From a detailed analysis of the flow amination cases examined in this work, cases involving reductive amination account for over 40%, while other reaction types such as nucleophilic amination, electrophilic amination, and catalytic coupling amination also constitute a significant proportion. Packed-bed and tubular reactors are predominantly used, with the former employed in approximately 50% of the cases and the latter in over 30%. Catalysts are required in more than 70% of the continuous-flow amination processes, a substantial portion of which are solid catalysts. This directly explains why packed-bed reactors are so prevalent in continuous-flow amination processes. Over 30% of the cases provide an explicit comparison between batch and continuous-flow processes. The results demonstrate clear advantages of the continuous-flow process relative to batch operation. Although partial cases report that reaction outcomes such as yield are lower than in batch processes, the significant reduction in reaction time and substantial improvement in overall efficiency highlight the considerable value of flow chemistry technology in amination processes. Nevertheless, the application of flow chemistry in amination processes remains relatively underexplored. Many existing batch amination processes possess potential for enhancement through flow chemistry technology, yet related investigations are still limited. While this technology offers distinct advantages for studying reaction kinetics, research on the kinetics of amination reactions involving complex mechanisms remains insufficient. Furthermore, discussions concerning the scale-up of continuous-flow amination processes are relatively scarce, indicating a need for more in-depth research and practical development in these areas.

8. Conclusions

Flow chemistry, leveraging its unique advantages, has demonstrated significant promise in amination reactions. Over the past decade, a substantial number of flow-based amination cases have been reported. This review systematically examines the benefits offered by flow chemistry from a process intensification perspective across various scenarios such as heterogeneous amination, thermally activated amination, enzymatic amination, and photo-/electricity-driven amination. It also discusses the development and application of novel flow amination processes from perspectives like solid handling and catalyst separation, while highlighting the distinct advantages of flow chemistry in studying amination reaction kinetics.

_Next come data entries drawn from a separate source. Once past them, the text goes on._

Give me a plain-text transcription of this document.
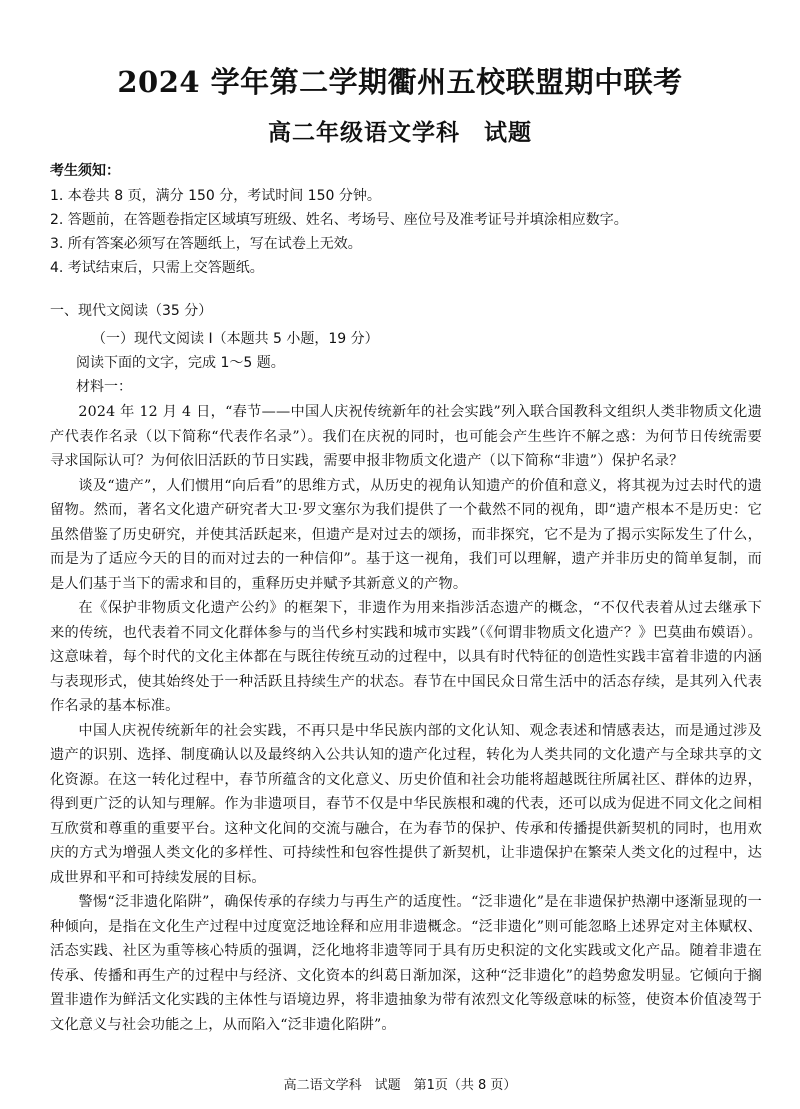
2024 学年第二学期衢州五校联盟期中联考
高二年级语文学科　试题
考生须知：
1. 本卷共 8 页，满分 150 分，考试时间 150 分钟。
2. 答题前，在答题卷指定区域填写班级、姓名、考场号、座位号及准考证号并填涂相应数字。
3. 所有答案必须写在答题纸上，写在试卷上无效。
4. 考试结束后，只需上交答题纸。
一、现代文阅读（35 分）
（一）现代文阅读 I（本题共 5 小题，19 分）
阅读下面的文字，完成 1～5 题。
材料一：

2024 年 12 月 4 日，“春节——中国人庆祝传统新年的社会实践”列入联合国教科文组织人类非物质文化遗产代表作名录（以下简称“代表作名录”）。我们在庆祝的同时，也可能会产生些许不解之惑：为何节日传统需要寻求国际认可？为何依旧活跃的节日实践，需要申报非物质文化遗产（以下简称“非遗”）保护名录？

谈及“遗产”，人们惯用“向后看”的思维方式，从历史的视角认知遗产的价值和意义，将其视为过去时代的遗留物。然而，著名文化遗产研究者大卫·罗文塞尔为我们提供了一个截然不同的视角，即“遗产根本不是历史：它虽然借鉴了历史研究，并使其活跃起来，但遗产是对过去的颂扬，而非探究，它不是为了揭示实际发生了什么，而是为了适应今天的目的而对过去的一种信仰”。基于这一视角，我们可以理解，遗产并非历史的简单复制，而是人们基于当下的需求和目的，重释历史并赋予其新意义的产物。

在《保护非物质文化遗产公约》的框架下，非遗作为用来指涉活态遗产的概念，“不仅代表着从过去继承下来的传统，也代表着不同文化群体参与的当代乡村实践和城市实践”（《何谓非物质文化遗产？》巴莫曲布嫫语）。这意味着，每个时代的文化主体都在与既往传统互动的过程中，以具有时代特征的创造性实践丰富着非遗的内涵与表现形式，使其始终处于一种活跃且持续生产的状态。春节在中国民众日常生活中的活态存续，是其列入代表作名录的基本标准。

中国人庆祝传统新年的社会实践，不再只是中华民族内部的文化认知、观念表述和情感表达，而是通过涉及遗产的识别、选择、制度确认以及最终纳入公共认知的遗产化过程，转化为人类共同的文化遗产与全球共享的文化资源。在这一转化过程中，春节所蕴含的文化意义、历史价值和社会功能将超越既往所属社区、群体的边界，得到更广泛的认知与理解。作为非遗项目，春节不仅是中华民族根和魂的代表，还可以成为促进不同文化之间相互欣赏和尊重的重要平台。这种文化间的交流与融合，在为春节的保护、传承和传播提供新契机的同时，也用欢庆的方式为增强人类文化的多样性、可持续性和包容性提供了新契机，让非遗保护在繁荣人类文化的过程中，达成世界和平和可持续发展的目标。

警惕“泛非遗化陷阱”，确保传承的存续力与再生产的适度性。“泛非遗化”是在非遗保护热潮中逐渐显现的一种倾向，是指在文化生产过程中过度宽泛地诠释和应用非遗概念。“泛非遗化”则可能忽略上述界定对主体赋权、活态实践、社区为重等核心特质的强调，泛化地将非遗等同于具有历史积淀的文化实践或文化产品。随着非遗在传承、传播和再生产的过程中与经济、文化资本的纠葛日渐加深，这种“泛非遗化”的趋势愈发明显。它倾向于搁置非遗作为鲜活文化实践的主体性与语境边界，将非遗抽象为带有浓烈文化等级意味的标签，使资本价值凌驾于文化意义与社会功能之上，从而陷入“泛非遗化陷阱”。

高二语文学科　试题　第1页（共 8 页）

Despite notable progress for the continuous-flow amination reactions, several challenges remain to be addressed. For instance, the performance of many efficient catalysts of amination reactions originally developed for batch processes has not been sufficiently explored under continuous-flow conditions. There is still a lack of standardized scale-up guidelines from laboratory-scale flow setups to industrial continuous production for continuous-flow amination reactions. Furthermore, the complex mechanisms underlying many catalytic amination reactions have hindered in-depth kinetic studies, and the initial investment costs for flow systems tend to be higher compared to conventional batch processes. The combined progress in flow chemistry technology and the commercialization of its equipment has rendered this methodology increasingly accessible and cost-effective for implementation in academic and industrial research settings. By fostering deeper collaboration across chemistry and engineering disciplines, flow-based amination is positioned to assume a pivotal and expanding role in enabling sustainable, efficient routes to amine compounds.